Aristote a méconnu le premier le caractère de cet argument ; il a cru à un paralogisme de Zénon, et l’a accusé d’ignorer la différence d’un mouvement relatif à un mouvement absolu. Tout doit, au contraire, nous porter à croire que Zénon était incapable d’une pareille erreur et que sa combinaison a été ingénieusement imaginée pour faire concevoir deux mouvements en rapport de vitesse double, sans qu’une objection pût s’élever à cet égard.

III. Résultats de la polémique de zénon.

Si l’on résume les arguments de Zénon, on voit qu’ils se réduisent en fait à établir : qu’un corps n’est pas une somme de points ; que le temps n’est pas une somme d’instants ; que le mouvement n’est pas une somme de simples passages de point à point.

Il est clair qu’il n’y a nullement là une thèse idéaliste, et si j’ai dit dans une étude précédente[2], que la nature de l’idéalisme de Parménide ne devait être définie que d’après le sens et la portée véritable des thèses de Zénon, il semble que la conclusion à tirer maintenant est de nature à réduire singulièrement le prétendu idéalisme de l’école d’Élée.

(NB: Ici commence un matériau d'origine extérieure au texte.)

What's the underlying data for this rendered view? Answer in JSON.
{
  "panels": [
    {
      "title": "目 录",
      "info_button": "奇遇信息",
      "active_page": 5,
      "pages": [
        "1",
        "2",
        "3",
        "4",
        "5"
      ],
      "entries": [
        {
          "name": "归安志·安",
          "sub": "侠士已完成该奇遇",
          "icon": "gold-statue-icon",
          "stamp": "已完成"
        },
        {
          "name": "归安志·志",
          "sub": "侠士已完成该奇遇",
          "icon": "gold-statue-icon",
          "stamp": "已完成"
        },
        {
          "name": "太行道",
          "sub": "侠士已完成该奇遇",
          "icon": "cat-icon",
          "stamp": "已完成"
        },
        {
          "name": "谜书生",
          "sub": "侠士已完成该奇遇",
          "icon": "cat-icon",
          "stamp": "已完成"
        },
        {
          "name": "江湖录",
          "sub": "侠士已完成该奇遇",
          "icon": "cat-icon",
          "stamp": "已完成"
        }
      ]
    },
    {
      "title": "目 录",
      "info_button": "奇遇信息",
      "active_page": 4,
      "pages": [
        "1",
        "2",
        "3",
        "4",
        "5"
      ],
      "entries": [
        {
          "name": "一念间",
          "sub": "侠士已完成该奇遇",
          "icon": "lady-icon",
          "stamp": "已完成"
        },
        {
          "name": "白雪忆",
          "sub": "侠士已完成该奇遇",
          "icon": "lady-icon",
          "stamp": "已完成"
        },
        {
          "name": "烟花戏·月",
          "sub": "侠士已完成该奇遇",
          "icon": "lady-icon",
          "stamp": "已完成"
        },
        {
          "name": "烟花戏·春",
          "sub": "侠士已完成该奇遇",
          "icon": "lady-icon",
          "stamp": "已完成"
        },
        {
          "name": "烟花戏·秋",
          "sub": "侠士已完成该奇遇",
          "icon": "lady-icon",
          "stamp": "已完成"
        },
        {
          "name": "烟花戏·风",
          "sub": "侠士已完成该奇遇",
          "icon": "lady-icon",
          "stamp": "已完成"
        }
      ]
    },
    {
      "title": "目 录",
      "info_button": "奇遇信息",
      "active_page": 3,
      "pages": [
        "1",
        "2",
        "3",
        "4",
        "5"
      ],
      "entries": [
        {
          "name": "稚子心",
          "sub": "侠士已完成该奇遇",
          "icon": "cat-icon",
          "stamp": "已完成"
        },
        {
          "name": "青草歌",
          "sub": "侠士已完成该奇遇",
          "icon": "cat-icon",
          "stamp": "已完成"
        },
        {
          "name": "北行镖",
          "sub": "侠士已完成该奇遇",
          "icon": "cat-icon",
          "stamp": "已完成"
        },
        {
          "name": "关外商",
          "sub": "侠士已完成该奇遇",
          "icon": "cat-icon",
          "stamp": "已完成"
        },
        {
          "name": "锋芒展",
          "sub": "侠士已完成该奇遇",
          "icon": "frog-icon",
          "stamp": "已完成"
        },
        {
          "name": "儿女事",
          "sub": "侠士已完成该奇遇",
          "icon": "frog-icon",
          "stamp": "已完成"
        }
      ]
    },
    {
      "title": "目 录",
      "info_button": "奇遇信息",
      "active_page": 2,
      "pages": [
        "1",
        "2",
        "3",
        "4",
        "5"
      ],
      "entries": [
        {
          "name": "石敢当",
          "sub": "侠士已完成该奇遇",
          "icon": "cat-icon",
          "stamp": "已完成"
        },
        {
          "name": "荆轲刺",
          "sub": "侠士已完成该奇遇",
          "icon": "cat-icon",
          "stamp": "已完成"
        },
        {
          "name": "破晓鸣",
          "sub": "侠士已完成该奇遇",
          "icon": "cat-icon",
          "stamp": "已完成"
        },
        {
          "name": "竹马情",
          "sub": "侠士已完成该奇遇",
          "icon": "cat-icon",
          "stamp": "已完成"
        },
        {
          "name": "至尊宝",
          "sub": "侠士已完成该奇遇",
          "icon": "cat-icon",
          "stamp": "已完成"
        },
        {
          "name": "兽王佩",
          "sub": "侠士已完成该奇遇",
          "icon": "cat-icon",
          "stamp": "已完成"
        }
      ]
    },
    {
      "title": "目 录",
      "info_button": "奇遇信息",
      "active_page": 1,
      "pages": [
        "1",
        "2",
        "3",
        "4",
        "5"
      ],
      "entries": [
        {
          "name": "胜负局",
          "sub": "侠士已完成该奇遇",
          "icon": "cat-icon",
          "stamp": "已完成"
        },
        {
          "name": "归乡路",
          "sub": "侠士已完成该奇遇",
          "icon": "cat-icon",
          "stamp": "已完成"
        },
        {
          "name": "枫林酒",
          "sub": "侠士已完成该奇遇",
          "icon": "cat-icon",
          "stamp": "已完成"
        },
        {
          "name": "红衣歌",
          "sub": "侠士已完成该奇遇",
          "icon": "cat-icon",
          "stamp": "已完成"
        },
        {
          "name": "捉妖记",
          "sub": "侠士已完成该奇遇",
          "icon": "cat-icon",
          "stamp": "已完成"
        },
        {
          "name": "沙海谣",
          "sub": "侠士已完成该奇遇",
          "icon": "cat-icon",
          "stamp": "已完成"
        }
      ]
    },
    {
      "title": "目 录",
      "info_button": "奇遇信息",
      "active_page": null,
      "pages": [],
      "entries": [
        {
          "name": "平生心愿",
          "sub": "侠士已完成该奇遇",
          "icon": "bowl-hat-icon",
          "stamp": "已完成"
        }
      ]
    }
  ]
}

Mais il ne faut pas non plus exagérer dans ce sens par une réaction trop violente contre les opinions courantes. Zeller a très bien établi que les Éléates sont toujours des physiciens, partis du point de vue concret, et ne concevant l’être que comme corporel et

  1. Ce terme d’ὄγκοι a été technique plus tard pour désigner les atomes. (Voir l’index des Doxographi Græci de Diels.)
  2. Revue philosophique, septembre 1884.